Choi Kyeong Woon, Hong Seong Woo, Chang Yeo Goo, Lee Woo Yong, Lee Byungmo, Paik In Wook, Lee Hyucksang
Department of Surgery, Inje University Seoul Paik Hospital, Seoul, Korea.
Ann Surg Treat Res. 2014 Jun;86(6):309-13. doi: 10.4174/astr.2014.86.6.309. Epub 2014 May 23.
This study was conducted to evaluate the systemic inflammatory response in colorectal cancer patients, and to estimate the usefulness of the Glasgow prognostic score (GPS) as a prognostic factor.
Patients with biopsy-proven colorectal adenocarcinoma who were operated between April 2005 and December 2008 were enrolled in this study. The GPS was estimated based on the measurement of CRP and serum albumin level. The GPS was compared with other clinicopathological factors. Univariate and multivariate analyses were performed to evaluate the factors affecting cancer-specific survival.

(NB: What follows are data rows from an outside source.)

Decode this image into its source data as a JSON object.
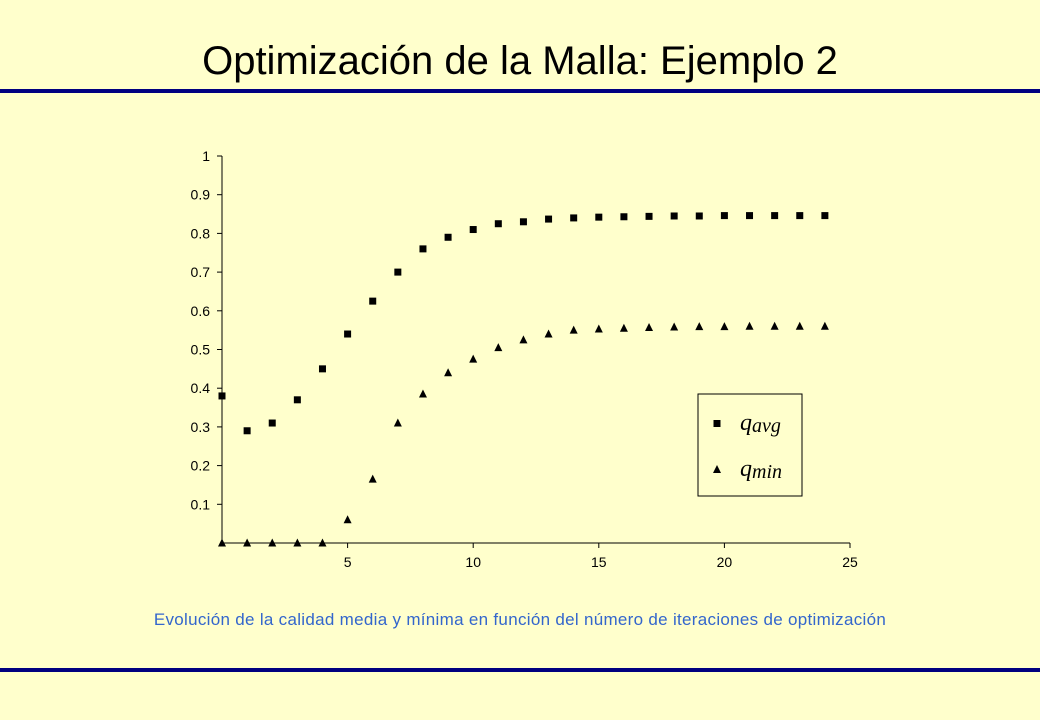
{
  "slide": {
    "title": "Optimización de la Malla: Ejemplo 2",
    "caption": "Evolución de la calidad media y mínima en función del número de iteraciones de optimización"
  },
  "colors": {
    "background": "#FFFFCC",
    "rule": "#000080",
    "caption": "#3366CC",
    "markers": "#000000"
  },
  "chart_data": {
    "type": "scatter",
    "title": "",
    "xlabel": "",
    "ylabel": "",
    "xlim": [
      0,
      25
    ],
    "ylim": [
      0,
      1
    ],
    "xticks": [
      5,
      10,
      15,
      20,
      25
    ],
    "yticks": [
      0.1,
      0.2,
      0.3,
      0.4,
      0.5,
      0.6,
      0.7,
      0.8,
      0.9,
      1
    ],
    "ytick_labels": [
      "0.1",
      "0.2",
      "0.3",
      "0.4",
      "0.5",
      "0.6",
      "0.7",
      "0.8",
      "0.9",
      "1"
    ],
    "grid": false,
    "legend_position": "bottom-right",
    "series": [
      {
        "name": "q_avg",
        "legend_base": "q",
        "legend_sub": "avg",
        "marker": "square",
        "x": [
          0,
          1,
          2,
          3,
          4,
          5,
          6,
          7,
          8,
          9,
          10,
          11,
          12,
          13,
          14,
          15,
          16,
          17,
          18,
          19,
          20,
          21,
          22,
          23,
          24
        ],
        "y": [
          0.38,
          0.29,
          0.31,
          0.37,
          0.45,
          0.54,
          0.625,
          0.7,
          0.76,
          0.79,
          0.81,
          0.825,
          0.83,
          0.837,
          0.84,
          0.842,
          0.843,
          0.844,
          0.845,
          0.845,
          0.846,
          0.846,
          0.846,
          0.846,
          0.846
        ]
      },
      {
        "name": "q_min",
        "legend_base": "q",
        "legend_sub": "min",
        "marker": "triangle",
        "x": [
          0,
          1,
          2,
          3,
          4,
          5,
          6,
          7,
          8,
          9,
          10,
          11,
          12,
          13,
          14,
          15,
          16,
          17,
          18,
          19,
          20,
          21,
          22,
          23,
          24
        ],
        "y": [
          0,
          0,
          0,
          0,
          0,
          0.06,
          0.165,
          0.31,
          0.385,
          0.44,
          0.475,
          0.505,
          0.525,
          0.54,
          0.55,
          0.553,
          0.555,
          0.557,
          0.558,
          0.559,
          0.559,
          0.56,
          0.56,
          0.56,
          0.56
        ]
      }
    ]
  }
}
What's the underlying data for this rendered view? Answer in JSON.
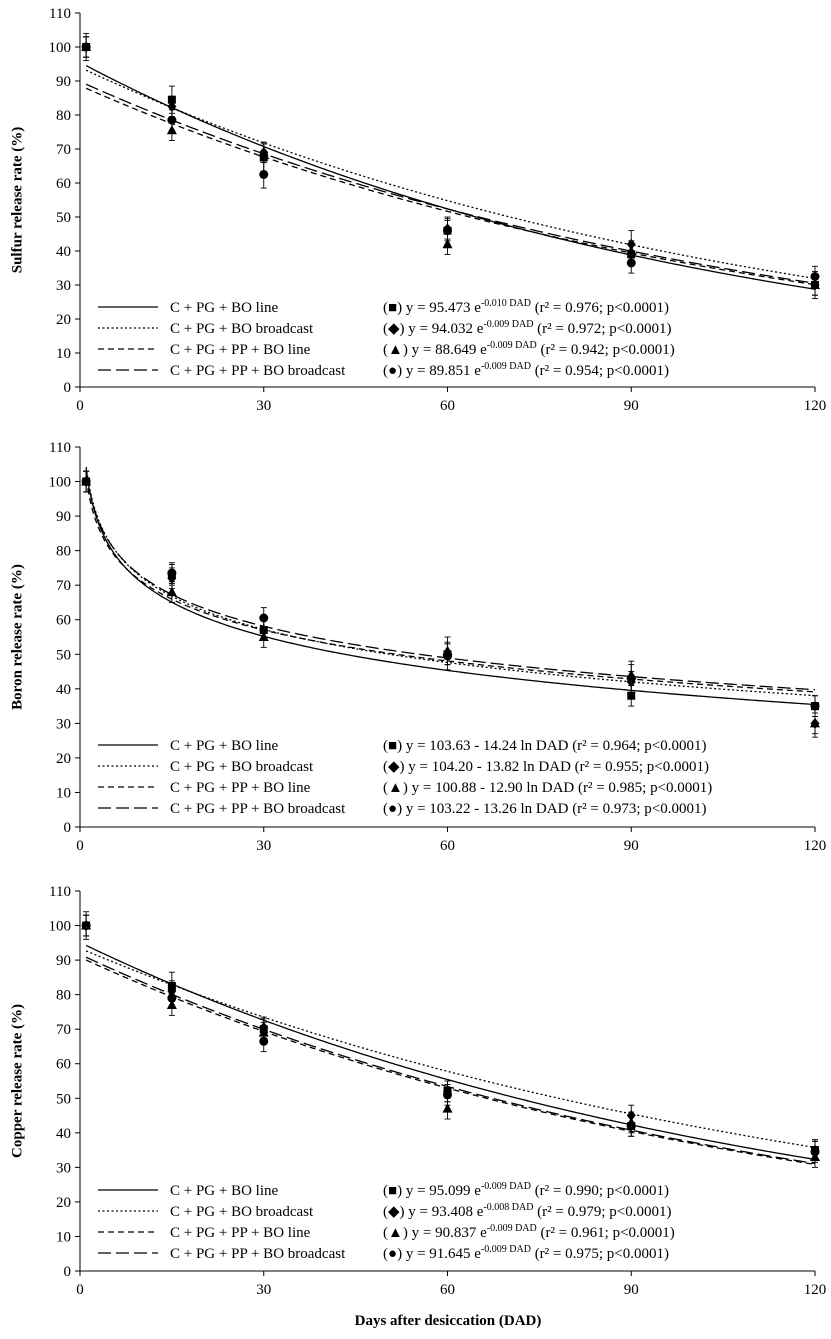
{
  "chart_data": [
    {
      "type": "scatter",
      "ylabel": "Sulfur release rate (%)",
      "xlim": [
        0,
        120
      ],
      "ylim": [
        0,
        110
      ],
      "xticks": [
        "0",
        "30",
        "60",
        "90",
        "120"
      ],
      "yticks": [
        "0",
        "10",
        "20",
        "30",
        "40",
        "50",
        "60",
        "70",
        "80",
        "90",
        "100",
        "110"
      ],
      "x": [
        1,
        15,
        30,
        60,
        90,
        120
      ],
      "model": "exp",
      "series": [
        {
          "name": "C + PG + BO line",
          "marker": "square",
          "dash": "",
          "values": [
            100,
            84.5,
            67.5,
            46,
            39,
            30
          ],
          "errors": [
            4,
            4,
            4,
            4,
            3,
            4
          ],
          "coef": [
            95.473,
            0.01
          ],
          "eq": {
            "sym": "■",
            "pre": "y = 95.473 e",
            "sup": "-0.010 DAD",
            "post": " (r² = 0.976; p<0.0001)"
          }
        },
        {
          "name": "C + PG + BO broadcast",
          "marker": "diamond",
          "dash": "2,2.5",
          "values": [
            100,
            82.5,
            69,
            46.5,
            42,
            30
          ],
          "errors": [
            3,
            3,
            3,
            3,
            4,
            3
          ],
          "coef": [
            94.032,
            0.009
          ],
          "eq": {
            "sym": "◆",
            "pre": "y = 94.032 e",
            "sup": "-0.009 DAD",
            "post": " (r² = 0.972; p<0.0001)"
          }
        },
        {
          "name": "C + PG + PP + BO line",
          "marker": "triangle",
          "dash": "6,4",
          "values": [
            100,
            75.5,
            69,
            42,
            40,
            30
          ],
          "errors": [
            3,
            3,
            3,
            3,
            3,
            3
          ],
          "coef": [
            88.649,
            0.009
          ],
          "eq": {
            "sym": "▲",
            "pre": "y = 88.649 e",
            "sup": "-0.009 DAD",
            "post": " (r² = 0.942; p<0.0001)"
          }
        },
        {
          "name": "C + PG + PP + BO broadcast",
          "marker": "circle",
          "dash": "13,5",
          "values": [
            100,
            78.5,
            62.5,
            46,
            36.5,
            32.5
          ],
          "errors": [
            3,
            3,
            4,
            3,
            3,
            3
          ],
          "coef": [
            89.851,
            0.009
          ],
          "eq": {
            "sym": "●",
            "pre": "y = 89.851 e",
            "sup": "-0.009 DAD",
            "post": " (r² = 0.954; p<0.0001)"
          }
        }
      ]
    },
    {
      "type": "scatter",
      "ylabel": "Boron release rate (%)",
      "xlim": [
        0,
        120
      ],
      "ylim": [
        0,
        110
      ],
      "xticks": [
        "0",
        "30",
        "60",
        "90",
        "120"
      ],
      "yticks": [
        "0",
        "10",
        "20",
        "30",
        "40",
        "50",
        "60",
        "70",
        "80",
        "90",
        "100",
        "110"
      ],
      "x": [
        1,
        15,
        30,
        60,
        90,
        120
      ],
      "model": "log",
      "series": [
        {
          "name": "C + PG + BO line",
          "marker": "square",
          "dash": "",
          "values": [
            100,
            73,
            57,
            50,
            38,
            35
          ],
          "errors": [
            3,
            3,
            3,
            3,
            3,
            3
          ],
          "coef": [
            103.63,
            14.24
          ],
          "eq": {
            "sym": "■",
            "pre": "y = 103.63 - 14.24 ln DAD",
            "sup": "",
            "post": " (r² = 0.964; p<0.0001)"
          }
        },
        {
          "name": "C + PG + BO broadcast",
          "marker": "diamond",
          "dash": "2,2.5",
          "values": [
            100,
            72,
            57,
            50,
            42,
            30
          ],
          "errors": [
            3,
            3,
            3,
            3,
            3,
            4
          ],
          "coef": [
            104.2,
            13.82
          ],
          "eq": {
            "sym": "◆",
            "pre": "y = 104.20 - 13.82 ln DAD",
            "sup": "",
            "post": " (r² = 0.955; p<0.0001)"
          }
        },
        {
          "name": "C + PG + PP + BO line",
          "marker": "triangle",
          "dash": "6,4",
          "values": [
            100,
            68,
            55,
            51,
            44,
            30
          ],
          "errors": [
            3,
            3,
            3,
            4,
            3,
            3
          ],
          "coef": [
            100.88,
            12.9
          ],
          "eq": {
            "sym": "▲",
            "pre": "y = 100.88 - 12.90 ln DAD",
            "sup": "",
            "post": " (r² = 0.985; p<0.0001)"
          }
        },
        {
          "name": "C + PG + PP + BO broadcast",
          "marker": "circle",
          "dash": "13,5",
          "values": [
            100,
            73.5,
            60.5,
            49.5,
            43,
            35
          ],
          "errors": [
            3,
            3,
            3,
            4,
            5,
            3
          ],
          "coef": [
            103.22,
            13.26
          ],
          "eq": {
            "sym": "●",
            "pre": "y = 103.22 - 13.26 ln DAD",
            "sup": "",
            "post": " (r² = 0.973; p<0.0001)"
          }
        }
      ]
    },
    {
      "type": "scatter",
      "ylabel": "Copper release rate (%)",
      "xlabel": "Days after desiccation (DAD)",
      "xlim": [
        0,
        120
      ],
      "ylim": [
        0,
        110
      ],
      "xticks": [
        "0",
        "30",
        "60",
        "90",
        "120"
      ],
      "yticks": [
        "0",
        "10",
        "20",
        "30",
        "40",
        "50",
        "60",
        "70",
        "80",
        "90",
        "100",
        "110"
      ],
      "x": [
        1,
        15,
        30,
        60,
        90,
        120
      ],
      "model": "exp",
      "series": [
        {
          "name": "C + PG + BO line",
          "marker": "square",
          "dash": "",
          "values": [
            100,
            82.5,
            70,
            52,
            42,
            35
          ],
          "errors": [
            4,
            4,
            3,
            3,
            3,
            3
          ],
          "coef": [
            95.099,
            0.009
          ],
          "eq": {
            "sym": "■",
            "pre": "y = 95.099 e",
            "sup": "-0.009 DAD",
            "post": " (r² = 0.990; p<0.0001)"
          }
        },
        {
          "name": "C + PG + BO broadcast",
          "marker": "diamond",
          "dash": "2,2.5",
          "values": [
            100,
            81,
            70.5,
            52,
            45,
            35
          ],
          "errors": [
            3,
            3,
            3,
            3,
            3,
            3
          ],
          "coef": [
            93.408,
            0.008
          ],
          "eq": {
            "sym": "◆",
            "pre": "y = 93.408 e",
            "sup": "-0.008 DAD",
            "post": " (r² = 0.979; p<0.0001)"
          }
        },
        {
          "name": "C + PG + PP + BO line",
          "marker": "triangle",
          "dash": "6,4",
          "values": [
            100,
            77,
            69,
            47,
            43,
            33
          ],
          "errors": [
            3,
            3,
            3,
            3,
            3,
            3
          ],
          "coef": [
            90.837,
            0.009
          ],
          "eq": {
            "sym": "▲",
            "pre": "y = 90.837 e",
            "sup": "-0.009 DAD",
            "post": " (r² = 0.961; p<0.0001)"
          }
        },
        {
          "name": "C + PG + PP + BO broadcast",
          "marker": "circle",
          "dash": "13,5",
          "values": [
            100,
            79,
            66.5,
            51,
            42,
            34.5
          ],
          "errors": [
            3,
            3,
            3,
            3,
            3,
            3
          ],
          "coef": [
            91.645,
            0.009
          ],
          "eq": {
            "sym": "●",
            "pre": "y = 91.645 e",
            "sup": "-0.009 DAD",
            "post": " (r² = 0.975; p<0.0001)"
          }
        }
      ]
    }
  ]
}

GPS was significantly higher in patients with anemia, thrombocytosis, a high neutrophil to lymphocyte ratio, tumor of the colon, and large tumor. Patient age, gender, serum CEA level, tumor gross appearance, TNM stage, and tumor differentiation were not related with the GPS. In univariate analysis, hemoglobin, CEA, gross appearance of tumor, TNM stage, tumor differentiation, and GPS were associated with cancer-specific survival. In multivariate analysis, TNM stage (III or IV : I or II; hazard ratio [HR], 12.322; P = 0.015), tumor differentiation (poorly differentiated : well or moderately differentiated; HR, 3.112; P = 0.021), and GPS (GPS 2 : GPS 0 or 1; HR, 5.168; P = 0.003) were identified as independent prognostic factors in colorectal cancer.
Our study showed that the GPS was an independent variable from tumor stage and a good and convenient prognostic factor in colorectal cancer patients.

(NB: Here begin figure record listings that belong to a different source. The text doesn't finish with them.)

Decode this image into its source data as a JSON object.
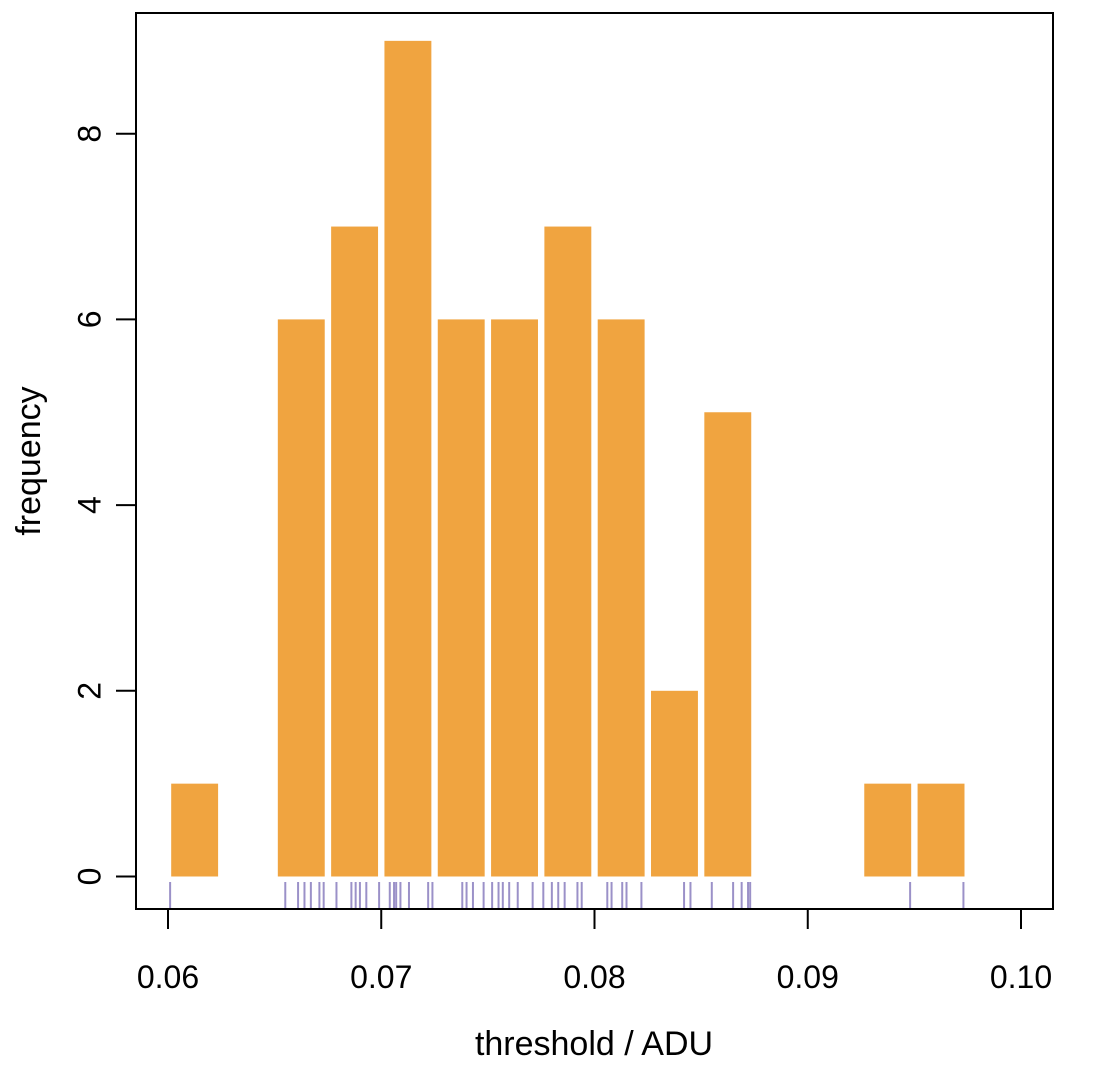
{
  "chart_data": {
    "type": "bar",
    "xlabel": "threshold / ADU",
    "ylabel": "frequency",
    "xlim": [
      0.0585,
      0.1015
    ],
    "ylim": [
      -0.35,
      9.3
    ],
    "x_ticks": [
      0.06,
      0.07,
      0.08,
      0.09,
      0.1
    ],
    "x_tick_labels": [
      "0.06",
      "0.07",
      "0.08",
      "0.09",
      "0.10"
    ],
    "y_ticks": [
      0,
      2,
      4,
      6,
      8
    ],
    "y_tick_labels": [
      "0",
      "2",
      "4",
      "6",
      "8"
    ],
    "bin_width": 0.0025,
    "bins": [
      {
        "x0": 0.06,
        "x1": 0.0625,
        "count": 1
      },
      {
        "x0": 0.0625,
        "x1": 0.065,
        "count": 0
      },
      {
        "x0": 0.065,
        "x1": 0.0675,
        "count": 6
      },
      {
        "x0": 0.0675,
        "x1": 0.07,
        "count": 7
      },
      {
        "x0": 0.07,
        "x1": 0.0725,
        "count": 9
      },
      {
        "x0": 0.0725,
        "x1": 0.075,
        "count": 6
      },
      {
        "x0": 0.075,
        "x1": 0.0775,
        "count": 6
      },
      {
        "x0": 0.0775,
        "x1": 0.08,
        "count": 7
      },
      {
        "x0": 0.08,
        "x1": 0.0825,
        "count": 6
      },
      {
        "x0": 0.0825,
        "x1": 0.085,
        "count": 2
      },
      {
        "x0": 0.085,
        "x1": 0.0875,
        "count": 5
      },
      {
        "x0": 0.0875,
        "x1": 0.09,
        "count": 0
      },
      {
        "x0": 0.09,
        "x1": 0.0925,
        "count": 0
      },
      {
        "x0": 0.0925,
        "x1": 0.095,
        "count": 1
      },
      {
        "x0": 0.095,
        "x1": 0.0975,
        "count": 1
      }
    ],
    "rug": [
      0.0601,
      0.0655,
      0.0661,
      0.0664,
      0.0667,
      0.0671,
      0.0673,
      0.0679,
      0.0686,
      0.0688,
      0.069,
      0.0693,
      0.0699,
      0.0704,
      0.0706,
      0.0707,
      0.0709,
      0.0713,
      0.0722,
      0.0724,
      0.0738,
      0.074,
      0.0743,
      0.0748,
      0.0752,
      0.0755,
      0.0757,
      0.076,
      0.0764,
      0.0771,
      0.0776,
      0.078,
      0.0783,
      0.0786,
      0.0792,
      0.0794,
      0.0806,
      0.0808,
      0.0813,
      0.0815,
      0.0822,
      0.0842,
      0.0845,
      0.0855,
      0.0865,
      0.0869,
      0.0872,
      0.0873,
      0.0948,
      0.0973
    ],
    "colors": {
      "bar": "#F0A440",
      "rug": "#9B91C8",
      "axis": "#000000",
      "background": "#FFFFFF"
    }
  }
}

本研究旨在评估结直肠癌患者的全身炎症反应,并评估格拉斯哥预后评分(GPS)作为预后因素的有效性。
本研究纳入了2005年4月至2008年12月间接受手术的经活检证实为结直肠腺癌的患者。基于对CRP和血清白蛋白水平的测量来估算GPS。将GPS与其他临床病理因素进行比较。进行单因素和多因素分析以评估影响癌症特异性生存的因素。

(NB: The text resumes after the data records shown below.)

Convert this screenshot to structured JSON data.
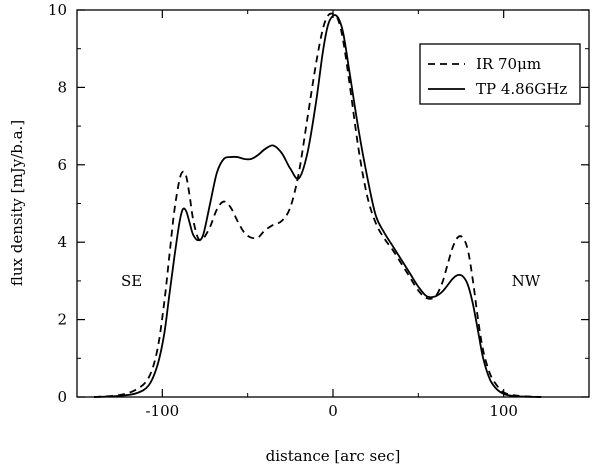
{
  "chart_data": {
    "type": "line",
    "title": "",
    "xlabel": "distance [arc sec]",
    "ylabel": "flux density [mJy/b.a.]",
    "xlim": [
      -150,
      150
    ],
    "ylim": [
      0,
      10
    ],
    "grid": false,
    "legend_position": "top-right",
    "x_ticks": [
      -100,
      0,
      100
    ],
    "x_tick_labels": [
      "-100",
      "0",
      "100"
    ],
    "y_ticks": [
      0,
      2,
      4,
      6,
      8,
      10
    ],
    "y_tick_labels": [
      "0",
      "2",
      "4",
      "6",
      "8",
      "10"
    ],
    "annotations": [
      {
        "text": "SE",
        "x": -118,
        "y": 3.0
      },
      {
        "text": "NW",
        "x": 113,
        "y": 3.0
      }
    ],
    "series": [
      {
        "name": "IR 70μm",
        "style": "dashed",
        "x": [
          -140,
          -125,
          -115,
          -108,
          -103,
          -99,
          -96,
          -93,
          -90,
          -88,
          -86,
          -84,
          -82,
          -79,
          -76,
          -72,
          -68,
          -64,
          -60,
          -56,
          -52,
          -48,
          -44,
          -40,
          -35,
          -30,
          -25,
          -20,
          -15,
          -10,
          -6,
          -3,
          0,
          3,
          6,
          10,
          15,
          20,
          25,
          30,
          35,
          40,
          45,
          50,
          55,
          60,
          64,
          67,
          70,
          73,
          76,
          79,
          82,
          85,
          88,
          92,
          96,
          100,
          105,
          112,
          122
        ],
        "values": [
          0.0,
          0.05,
          0.2,
          0.5,
          1.2,
          2.4,
          3.6,
          4.8,
          5.6,
          5.82,
          5.7,
          5.2,
          4.6,
          4.1,
          4.1,
          4.4,
          4.85,
          5.05,
          4.9,
          4.55,
          4.25,
          4.12,
          4.12,
          4.3,
          4.45,
          4.55,
          4.9,
          5.8,
          7.2,
          8.6,
          9.5,
          9.85,
          9.9,
          9.75,
          9.2,
          8.0,
          6.4,
          5.2,
          4.5,
          4.1,
          3.8,
          3.45,
          3.1,
          2.75,
          2.55,
          2.6,
          2.95,
          3.4,
          3.85,
          4.12,
          4.12,
          3.8,
          3.0,
          2.0,
          1.2,
          0.6,
          0.3,
          0.12,
          0.05,
          0.02,
          0.0
        ]
      },
      {
        "name": "TP 4.86GHz",
        "style": "solid",
        "x": [
          -140,
          -125,
          -115,
          -108,
          -103,
          -99,
          -96,
          -93,
          -90,
          -88,
          -86,
          -84,
          -82,
          -79,
          -76,
          -72,
          -68,
          -64,
          -60,
          -56,
          -52,
          -48,
          -44,
          -40,
          -35,
          -30,
          -25,
          -20,
          -15,
          -10,
          -6,
          -3,
          0,
          3,
          6,
          10,
          15,
          20,
          25,
          30,
          35,
          40,
          45,
          50,
          55,
          60,
          64,
          67,
          70,
          73,
          76,
          79,
          82,
          85,
          88,
          92,
          96,
          100,
          105,
          112,
          122
        ],
        "values": [
          0.0,
          0.03,
          0.1,
          0.3,
          0.8,
          1.6,
          2.6,
          3.6,
          4.5,
          4.85,
          4.8,
          4.5,
          4.2,
          4.05,
          4.2,
          5.0,
          5.8,
          6.15,
          6.2,
          6.2,
          6.15,
          6.15,
          6.25,
          6.4,
          6.5,
          6.3,
          5.9,
          5.65,
          6.3,
          7.6,
          8.9,
          9.6,
          9.85,
          9.8,
          9.4,
          8.3,
          6.9,
          5.7,
          4.7,
          4.25,
          3.9,
          3.55,
          3.2,
          2.85,
          2.6,
          2.6,
          2.72,
          2.88,
          3.05,
          3.15,
          3.12,
          2.9,
          2.4,
          1.7,
          1.0,
          0.45,
          0.2,
          0.08,
          0.03,
          0.01,
          0.0
        ]
      }
    ]
  }
}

贫血、血小板增多、中性粒细胞与淋巴细胞比值高、结肠癌以及肿瘤体积大的患者GPS显著更高。患者年龄、性别、血清CEA水平、肿瘤大体外观、TNM分期和肿瘤分化与GPS无关。在单因素分析中,血红蛋白、CEA、肿瘤大体外观、TNM分期、肿瘤分化和GPS与癌症特异性生存相关。在多因素分析中,TNM分期(III或IV期:I或II期;风险比[HR],12.322;P = 0.015)、肿瘤分化(低分化:高分化或中分化;HR,3.112;P = 0.021)和GPS(GPS 2分:GPS 0或1分;HR,5.168;P = 0.003)被确定为结直肠癌的独立预后因素。
我们的研究表明,GPS是独立于肿瘤分期的变量,是结直肠癌患者良好且便捷的预后因素。